Olive Oil, Almond and Sea Salt Brownies

These brownies are so rich and decadent thanks to the secret ingredient of espresso which intensifies the flavour of cocoa. A sprinkle of sea salt also enhances the sweetness in the brownies and the almond chunks and olive oil ground the sweet treat. Swapping out your usual butter for olive oil in this recipe not only makes for dense, intense brownies, but also means you’re consuming good fats and antioxidants whilst eating dessert! Yes, there’s sugar in these brownies, but they’re supposed to be a treat and there’s nothing wrong with a little bit of sweetness in an otherwise balanced diet. Treat yourself! 


Olive Oil, Almond and Sea Salt Brownies

1+1/3 cup plain flour
1 cup brown sugar
1 cup caster sugar
¾ cup cocoa
250ml/1 cup Olive Oil
Shot of espresso OR teaspoon of instant coffee with a tablespoon of boiling water
4 eggs
¼ cup almonds, roughly chopped
A sprinkle of sea salt flakes just before baking


Preheat oven at 180C and line a 25cm x 25cm square pan with baking paper.

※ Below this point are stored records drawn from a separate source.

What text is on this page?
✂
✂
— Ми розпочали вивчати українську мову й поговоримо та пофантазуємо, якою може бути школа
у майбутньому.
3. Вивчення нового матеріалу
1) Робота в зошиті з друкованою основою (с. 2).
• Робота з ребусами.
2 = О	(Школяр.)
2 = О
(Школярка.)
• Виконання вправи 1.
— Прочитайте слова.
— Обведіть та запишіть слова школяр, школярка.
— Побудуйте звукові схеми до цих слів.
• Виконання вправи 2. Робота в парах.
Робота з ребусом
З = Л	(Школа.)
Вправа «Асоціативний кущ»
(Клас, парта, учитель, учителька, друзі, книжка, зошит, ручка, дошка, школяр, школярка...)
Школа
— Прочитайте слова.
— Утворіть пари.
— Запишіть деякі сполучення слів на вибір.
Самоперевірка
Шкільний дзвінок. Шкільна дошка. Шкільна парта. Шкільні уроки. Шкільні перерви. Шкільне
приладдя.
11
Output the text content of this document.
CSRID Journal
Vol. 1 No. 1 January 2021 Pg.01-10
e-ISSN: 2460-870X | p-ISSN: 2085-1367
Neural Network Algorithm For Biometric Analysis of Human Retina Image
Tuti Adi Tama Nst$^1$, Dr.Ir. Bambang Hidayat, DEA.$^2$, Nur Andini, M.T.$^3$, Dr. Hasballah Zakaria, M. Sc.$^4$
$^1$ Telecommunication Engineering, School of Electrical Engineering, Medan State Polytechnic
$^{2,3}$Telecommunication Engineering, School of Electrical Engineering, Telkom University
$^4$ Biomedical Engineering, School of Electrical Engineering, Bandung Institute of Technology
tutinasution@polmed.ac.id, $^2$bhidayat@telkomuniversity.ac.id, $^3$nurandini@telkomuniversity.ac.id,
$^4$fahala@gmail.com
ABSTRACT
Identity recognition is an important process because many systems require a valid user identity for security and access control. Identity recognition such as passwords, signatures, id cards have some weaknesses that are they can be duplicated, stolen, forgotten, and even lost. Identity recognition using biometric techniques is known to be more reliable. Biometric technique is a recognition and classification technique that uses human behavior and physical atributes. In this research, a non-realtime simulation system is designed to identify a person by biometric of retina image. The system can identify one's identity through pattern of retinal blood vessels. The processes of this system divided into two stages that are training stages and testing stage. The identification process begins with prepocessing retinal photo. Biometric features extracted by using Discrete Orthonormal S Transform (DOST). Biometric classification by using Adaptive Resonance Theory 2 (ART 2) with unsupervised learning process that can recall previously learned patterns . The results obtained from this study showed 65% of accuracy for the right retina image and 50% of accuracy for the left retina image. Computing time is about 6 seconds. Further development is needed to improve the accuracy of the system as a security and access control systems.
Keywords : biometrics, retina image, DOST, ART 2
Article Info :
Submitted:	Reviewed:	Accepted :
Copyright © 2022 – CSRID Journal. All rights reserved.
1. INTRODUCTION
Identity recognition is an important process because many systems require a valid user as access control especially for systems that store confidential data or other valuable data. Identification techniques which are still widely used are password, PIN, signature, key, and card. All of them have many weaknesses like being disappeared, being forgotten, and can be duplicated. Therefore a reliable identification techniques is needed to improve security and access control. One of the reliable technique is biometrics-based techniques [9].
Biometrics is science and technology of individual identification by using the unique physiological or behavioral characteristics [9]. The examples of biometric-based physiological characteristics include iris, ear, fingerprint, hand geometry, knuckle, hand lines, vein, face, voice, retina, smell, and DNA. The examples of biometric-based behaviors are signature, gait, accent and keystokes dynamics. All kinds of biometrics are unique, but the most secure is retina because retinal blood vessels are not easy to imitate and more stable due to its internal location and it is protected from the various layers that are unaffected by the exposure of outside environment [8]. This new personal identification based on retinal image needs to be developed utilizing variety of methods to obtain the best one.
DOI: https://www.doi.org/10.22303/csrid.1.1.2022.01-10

Combine all the dry ingredients in a bowl. Add the oil and espresso and beat until just combined. Whisk up the eggs, add them to the batter and beat until just incorporated. Beating them for this short amount of time will keep your brownies dense, moist and fudgy, whereas overbeating will make them more spongey, fluffy and cake-like. Stir through the roughly chopped almonds.

Spread the mixture evenly into the lined baking tin and sprinkle with sea salt.


Bake the brownies for 30 minutes or until the surface turns crispy. If your brownies seem a little under done, that's okay! They'll firm up once cool whilst remaining nice and fudge-y.

Dish up warm with a scoop of vanilla ice cream or Greek yoghurt.